Matthew BeedhamEditor, SHIFT by TNW
Matthew is the editor of SHIFT. He likes electric cars, and other things with wheels, wings, or hulls. Matthew is the editor of SHIFT. He likes electric cars, and other things with wheels, wings, or hulls.
North Korea has reportedly used a blockchain-focused shell company in Hong Kong to launder money.
English speaking Korean news outlet Chosun reports that the United Nations’ (UN) Security Council Sanctions Committee has been prompted to investigate the situation.
According to a quarterly report from the UN committee, North Korea set up a “shipping and logistics firm run on a blockchain platform” earlier this year to evade international sanctions.
The firm, called Marine China, was run by a single individual.

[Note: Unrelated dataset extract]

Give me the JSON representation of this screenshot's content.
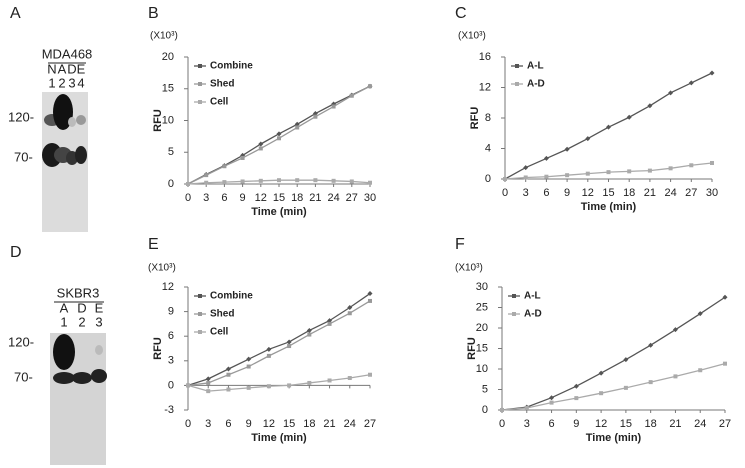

The head of Marine China went by two names, Julian Kim and Tony Walker, and had allegedly attempted to withdraw money from a number of Singapore-based banks.
Kim is believed to have employed another unnamed individual whose role in the firm remains unclear.
The UN committee believes that the digital currency North Korea stole last year was converted into cash and put through at least 5,000 transactions in countries all over the world. Thus making it harder to trace.
The UN estimates that North Korea’s cyber hacking exploits have netted the Asian nation more than $2 billion.
How much money North Korea has laundered through this Hong Kong-based firm remains unclear. It still remains to be seen whether the UN’s suspicions are correct.